Aun así, hay quienes deciden dar el paso. Es el caso de José Antonio, en Soria. Con 28 años y tras una década trabajando en hostelería, ha abierto su propia cafetería. “He trabajado desde los 18 años en este sector. Me gusta mucho el trato con el cliente y agradar a la gente”, explica José Antonio Reyes, emprendedor.

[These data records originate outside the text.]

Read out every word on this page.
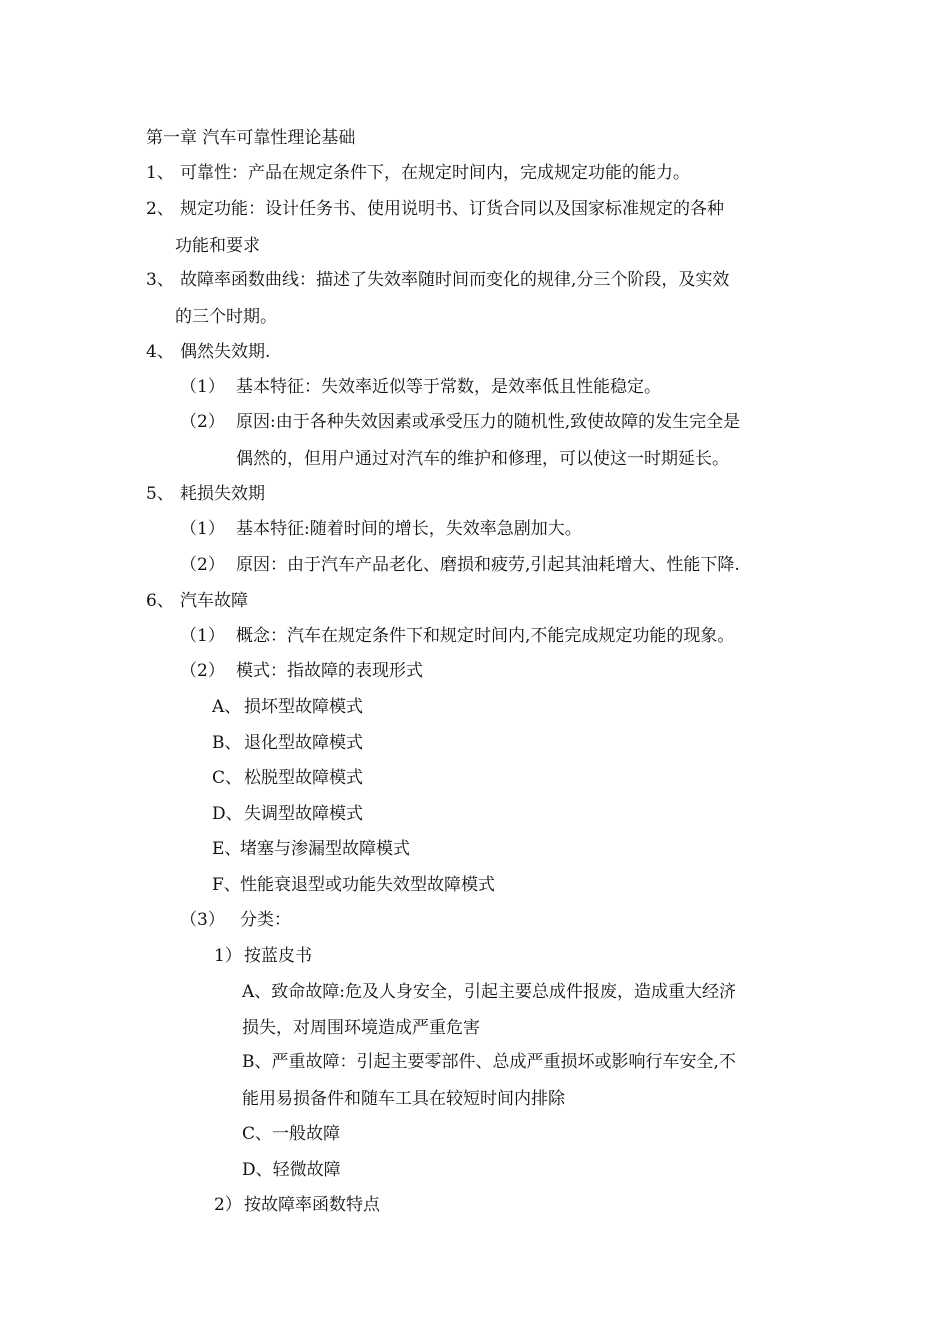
第一章 汽车可靠性理论基础
1、 可靠性：产品在规定条件下，在规定时间内，完成规定功能的能力。
2、 规定功能：设计任务书、使用说明书、订货合同以及国家标准规定的各种
功能和要求
3、 故障率函数曲线：描述了失效率随时间而变化的规律,分三个阶段，及实效
的三个时期。
4、 偶然失效期.
（1） 基本特征：失效率近似等于常数，是效率低且性能稳定。
（2） 原因:由于各种失效因素或承受压力的随机性,致使故障的发生完全是
偶然的，但用户通过对汽车的维护和修理，可以使这一时期延长。
5、 耗损失效期
（1） 基本特征:随着时间的增长，失效率急剧加大。
（2） 原因：由于汽车产品老化、磨损和疲劳,引起其油耗增大、性能下降.
6、 汽车故障
（1） 概念：汽车在规定条件下和规定时间内,不能完成规定功能的现象。
（2） 模式：指故障的表现形式
A、 损坏型故障模式
B、 退化型故障模式
C、 松脱型故障模式
D、失调型故障模式
E、堵塞与渗漏型故障模式
F、性能衰退型或功能失效型故障模式
（3） 分类：
1） 按蓝皮书
A、致命故障:危及人身安全，引起主要总成件报废，造成重大经济
损失，对周围环境造成严重危害
B、严重故障：引起主要零部件、总成严重损坏或影响行车安全,不
能用易损备件和随车工具在较短时间内排除
C、一般故障
D、轻微故障
2） 按故障率函数特点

Apenas lleva un mes como autónomo, pero ya se enfrenta a uno de los principales obstáculos: la burocracia. “En la educación no te enseñan qué tienes que hacer. Licencias, trámites… a veces tardan más de lo que esperas y eso te preocupa”, señala.
El acceso a las ayudas tampoco resulta sencillo. “No está muy publicitado. Tienes que buscar la información por tu cuenta, preguntar en la Cámara, en el ayuntamiento o en la Junta. Durante el año hay muchas ayudas, pero tienes que encontrarlas tú”.
A pesar de las dificultades, el emprendimiento también tiene su recompensa. “Te levantas más motivado cuando el proyecto es tuyo. Si funciona, te vas a dormir con una satisfacción enorme”, afirma.
Una apuesta personal que refleja la realidad de muchos nuevos autónomos: incertidumbre, esfuerzo y también la ilusión de construir algo propio.